Though it is irrelevant to the discussion of the writing of the gospels, you do not neglect to call Paul's conversion a "hallucination." I don't object to a person concluding that Saul had a hallucination on the road to Damascas, if that is the best explanation of the evidence. But is it?
I was giving Paul the benefit of the doubt. The alternative is that he made it up.
How does having a hallucination empower a man to heal the sick, raise the dead, cast out demons, etc.?
Ah, heck, Simon Magus and Appolonius of Tyra were doing that as well. Even today, voodoo witch doctors raise zombies from the dead.
I think Paul's own story (partially witnessed by traveling companions with him), which the other apostles initially doubted, but reluctantly were forced to believe, makes more sense.
Conveniently for Paul, we have only his word for his revelations, and no way of confirming his "revelations". Even Jesus in the gospel stories doesn't fortell Paul's apostleship.

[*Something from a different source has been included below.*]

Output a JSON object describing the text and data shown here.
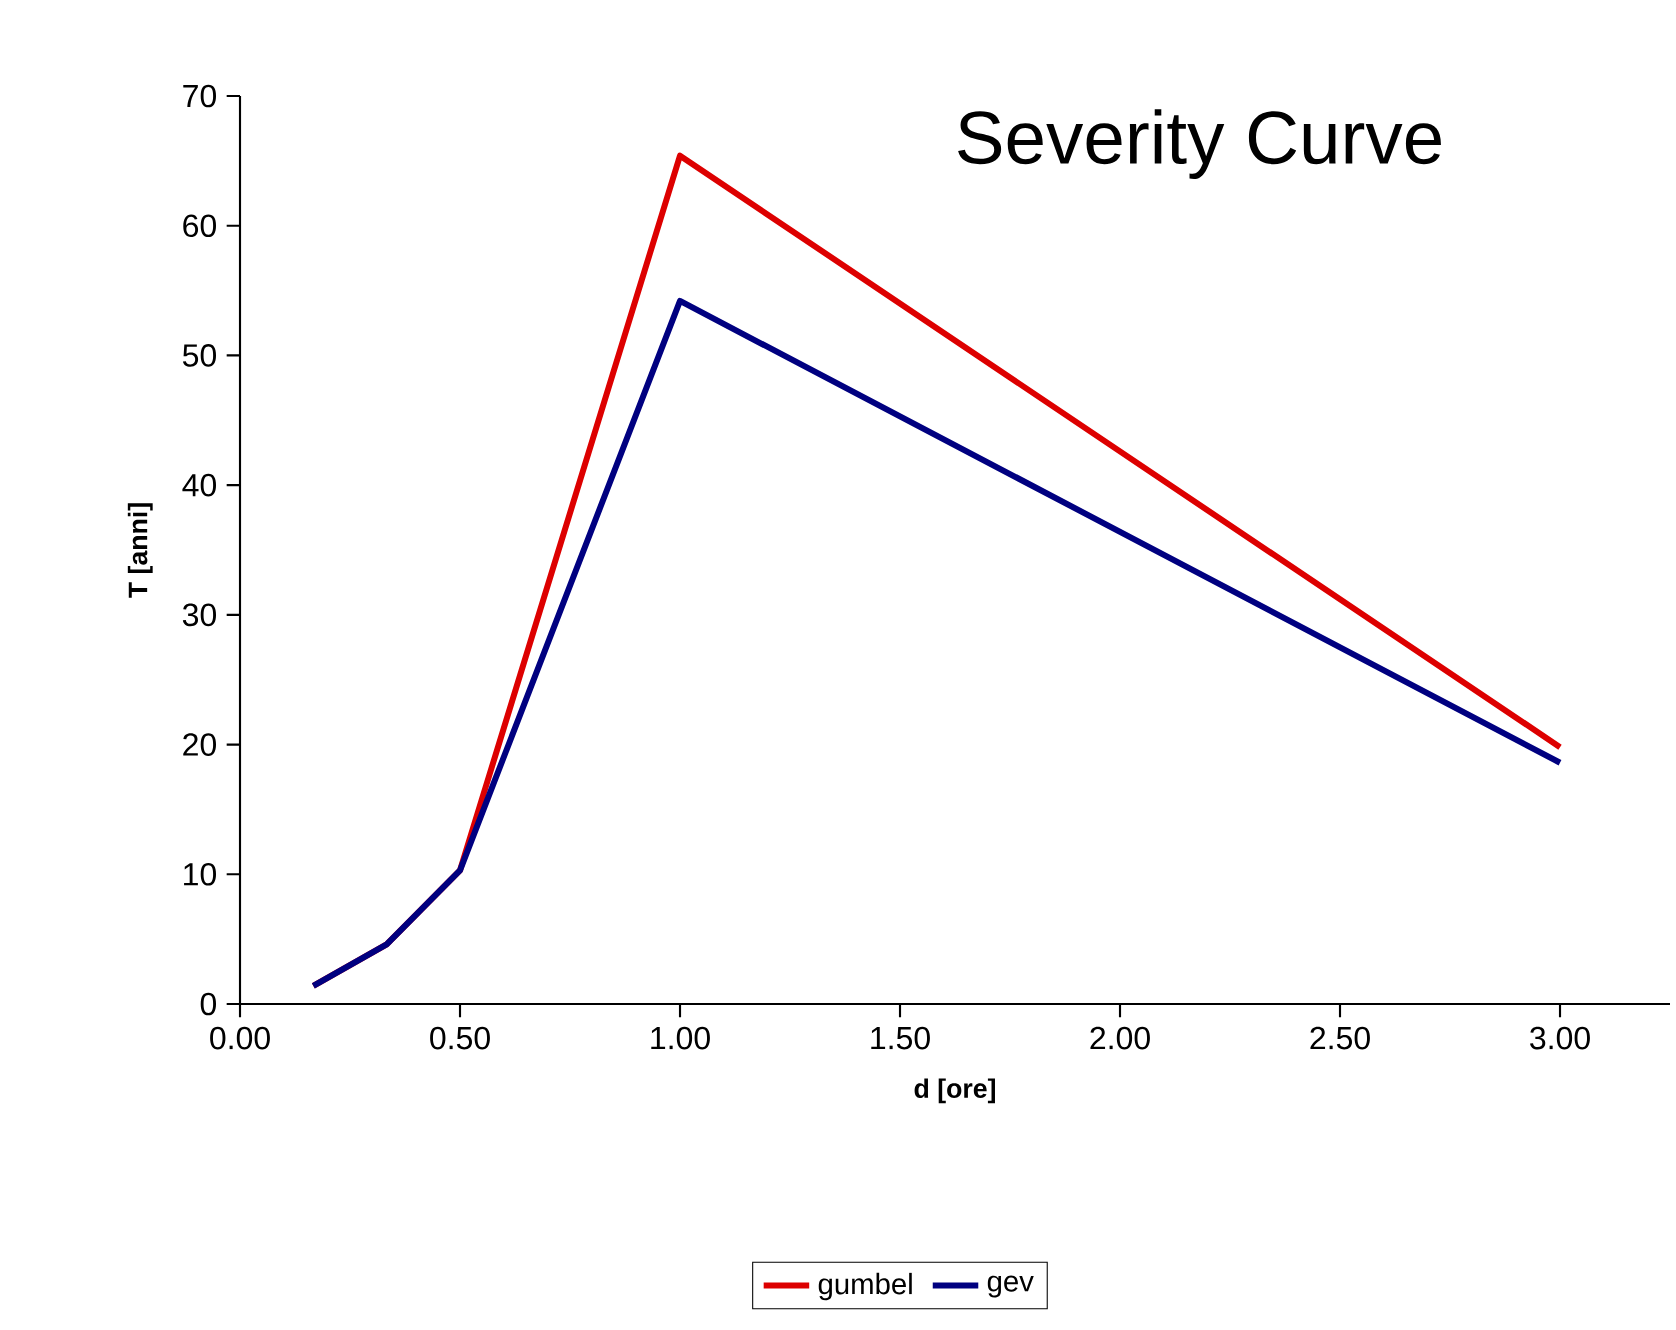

Luke wrote Acts, from information that he must necessarily have gotten from his inseparable companion Paul—meaning that Acts is based upon the same source as is Galatians. Either Paul suffered from schizophrenia, thinking himself to have lived two contradictory personal histories, or else the two accounts can be harmonized. This is not difficult in the least.
Again, pure speculations about the relationship between Luke and Paul, as well as of the knowledge held by Paul.

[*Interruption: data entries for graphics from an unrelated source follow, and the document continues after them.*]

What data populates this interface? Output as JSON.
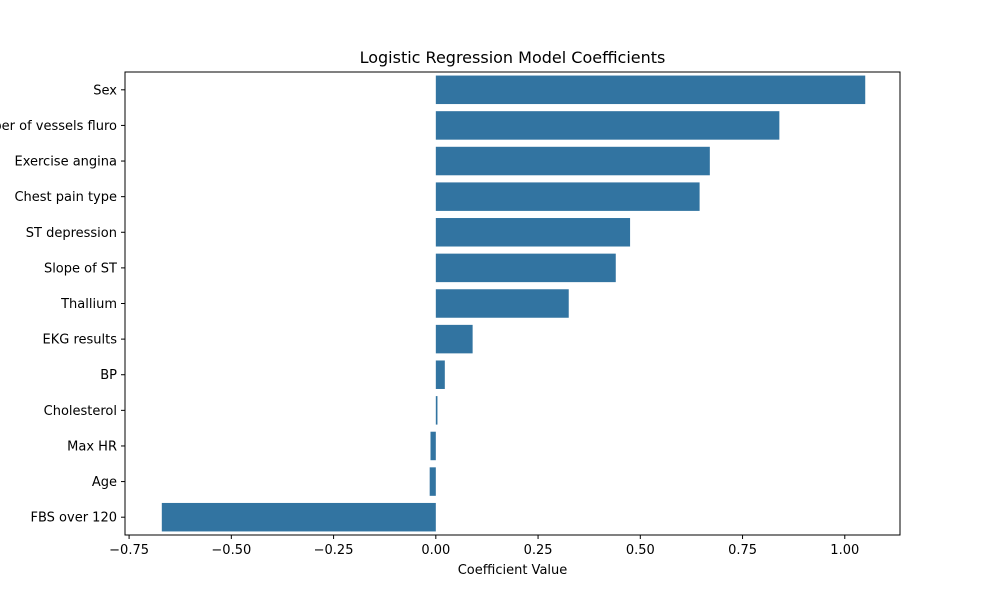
{
  "chart_data": {
    "type": "bar",
    "orientation": "horizontal",
    "title": "Logistic Regression Model Coefficients",
    "xlabel": "Coefficient Value",
    "ylabel": "",
    "xlim": [
      -0.76,
      1.135
    ],
    "xticks": [
      -0.75,
      -0.5,
      -0.25,
      0.0,
      0.25,
      0.5,
      0.75,
      1.0
    ],
    "xtick_labels": [
      "−0.75",
      "−0.50",
      "−0.25",
      "0.00",
      "0.25",
      "0.50",
      "0.75",
      "1.00"
    ],
    "categories": [
      "Sex",
      "Number of vessels fluro",
      "Exercise angina",
      "Chest pain type",
      "ST depression",
      "Slope of ST",
      "Thallium",
      "EKG results",
      "BP",
      "Cholesterol",
      "Max HR",
      "Age",
      "FBS over 120"
    ],
    "values": [
      1.05,
      0.84,
      0.67,
      0.645,
      0.475,
      0.44,
      0.325,
      0.09,
      0.022,
      0.004,
      -0.013,
      -0.015,
      -0.67
    ],
    "bar_color": "#3274a1",
    "grid": false,
    "legend": "none"
  }
}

Your survey of the Galatians material is so irresponsible as to make me wonder about your honesty.
I was wondering how long is would take for the typical fundy accusations of lieberalism to surface. lol.
You pass over chapter one entirely, and miss the fact that Paul spent two weeks with Peter, James and John just three years after his conversion
This was covered by the poster to whom I responded. And, if you recall, Paul emphasized how during that visit with Peter, he did not see any of the other apostles, that he only saw James.

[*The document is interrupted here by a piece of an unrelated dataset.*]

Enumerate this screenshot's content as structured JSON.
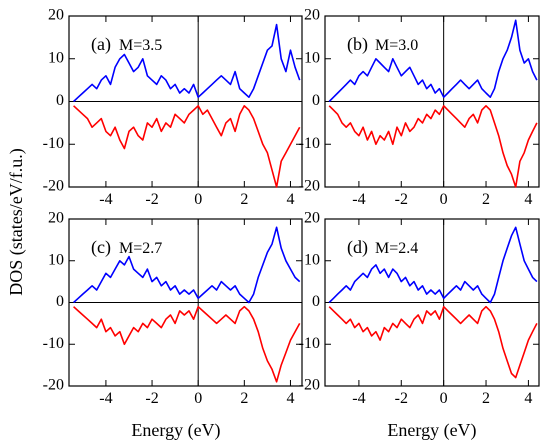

If I were him, I certainly would have exploited the opportunity to learn everything about Jesus that those men knew during those two weeks (one could recite the entire contents of any of the gospels in only a few hours). You think Paul did not avail himself of this opportunity? Why? Was he not interested in Jesus?
But you are not him. And Paul's other statements all emphasize how he received his knowledge of Jesus by "revelation", and explicitly not from any man. That is what Paul says. It is only through your unfounded and unsupported eisegesis that you can mold Paul's statements to fit your orthodox dogma. But, if you know anything from Paul that says, or even reasonably infers, that he learned anything of Jesus from the apostles, without resorting to closed-mined eisegesis, I'd appreciate being enlightened.
You mention Gal. 1:11-12, where Paul says that he got his message by revelation from Christ, rather than from men, and you interpret this as a claim that he never got any information about Jesus from other people. Again, you are not making a very diligent attempt to understand Paul's meaning.
No, as I said above, I do not use my own eisegesis to force what Paul says into a dogma that I must uphold and defend with closed-minded diligence and allegance. I analyse what Paul says, and try to see what he is implying and inferring, without the bias of a dogma developed centuries after Paul to which Paul's teachings must conform.
The remainder of your post concerned accusations of prejudice, to which I don't have time to respond. However, I do find such accusations ironic coming from someone who is locked into one and only one interpretation of the books of the bible, who can read them only with spectacles having the correct shade of lens congruent with his orthodox dogma. I can consider other alternatives and interpretations of these books, and take the evidence in those writings where they may lead. You can only read them as the inerrant word of god, consistent and congruent with the orthodox dogma formulated centuries after these books were written. Who does that make closed-minded?